YYYY-MM-DDTHH:MM:SS error wcp [licensemonitor/license_event_monitor.go:259] [opID=licenseRefreshMonitor] Supervisor control plane failed: No connectivity to API Master: connectivity Get "https://<Control_Plane_IP_Address>:6443/healthz?timeout=5s": dial tcp <Control_Plane_IP_Address>:6443: connect: no route to host, config status ERROR
YYYY-MM-DDTHH:MM:SS debug wcp [notifications/notifications.go:244] [opID=66cd08d8] No notifications. seqNum: 72, Current seqNum: 71
YYYY-MM-DDTHH:MM:SS error wcp [licensemonitor/license_event_monitor.go:259] [opID=licenseRefreshMonitor] Supervisor control plane failed: No connectivity to API Master: connectivity Get "https://<Control_Plane_IP_Address>:6443/healthz?timeout=5s": dial tcp <Control_Plane_IP_Address>:6443: connect: no route to host, config status ERROR 

Environment

VMware vSphere with Tanzu 

Cause

Issue happens because the Server key and the Server certificate for ETCD does not matches on all of the Control Plane nodes or on either two of them because of which ETCD quorum is not maintained and Containers fails to start. 

Resolution

  1. Open the SSH for all three Control Plane nodes and determine which nodes are unhealthy with 'etcd' and 'kube-apiserver' crashing. 

  2. Change the directory to "/etc/kubernetes/pki/etcd

  3. Compare the modulus for the certificate and key and determine if a same string is returned or not (Ideally, the modulus should match between certificate and key or else TLS/SSL handshake shall fail) : 

    1. openssl  rsa -modulus -noout -in server.key

    2. openssl x509 -modulus -noout -in server.crt 

  4. If the modulus are not matching, then we would need to regenerate the certificates on the Impacted Nodes manually as "certmgr" utility might fail. 

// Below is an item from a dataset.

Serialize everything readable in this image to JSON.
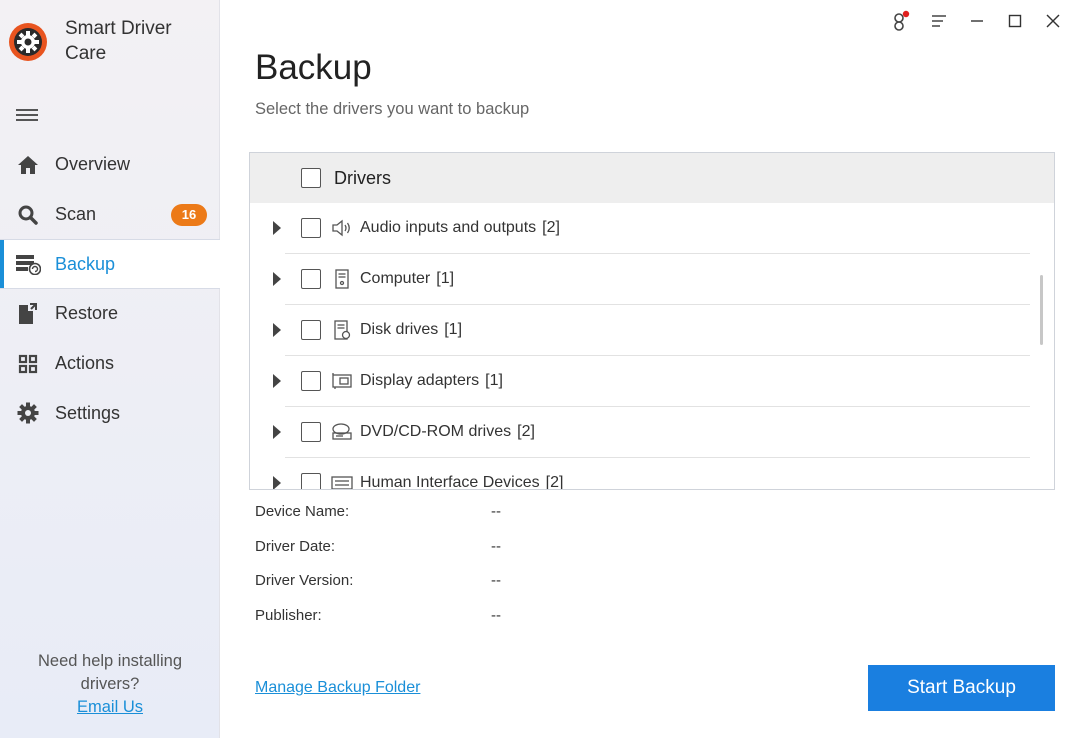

Regenerate the Certificates manually on the impacted nodes

1. Make a Backup of all the existing certificates : 

# mkdir -p /root/backup_manual
# cp -rfp /etc/kubernetes/* /root/backup_manual
# cp -rfp /dev/shm/wcp_decrypted_data/* /root/backup_manual
# cp -rfp /etc/vmware/wcp/tls/* /root/backup_manual
# cp -rfp /var/lib/kubelet/pki/* /root/backup_manual
# cp -rfp /etc/ssl/certs/* /root/backup_manual

2. Run the below command to regenerate all the certificates manually with 'kubeadm' : 

  • kubeadm alpha certs renew all

  • Note : For older version of Kubernetes 'alpha' might not work, hence renew with : kubeadm certs renew all 

3. Wait for around 5 minutes and check if the 'etcd' container starts and is not crashing with the same above log entries. 

  • watch crictl ps 

4. Perform the same steps on all the impacted Nodes where 'etcd' is crashing so as to maintain as quorum and for a leader to be elected. 

Confirm if the containers are now running, nodes are reported in Ready status and 'kubectl' command is working.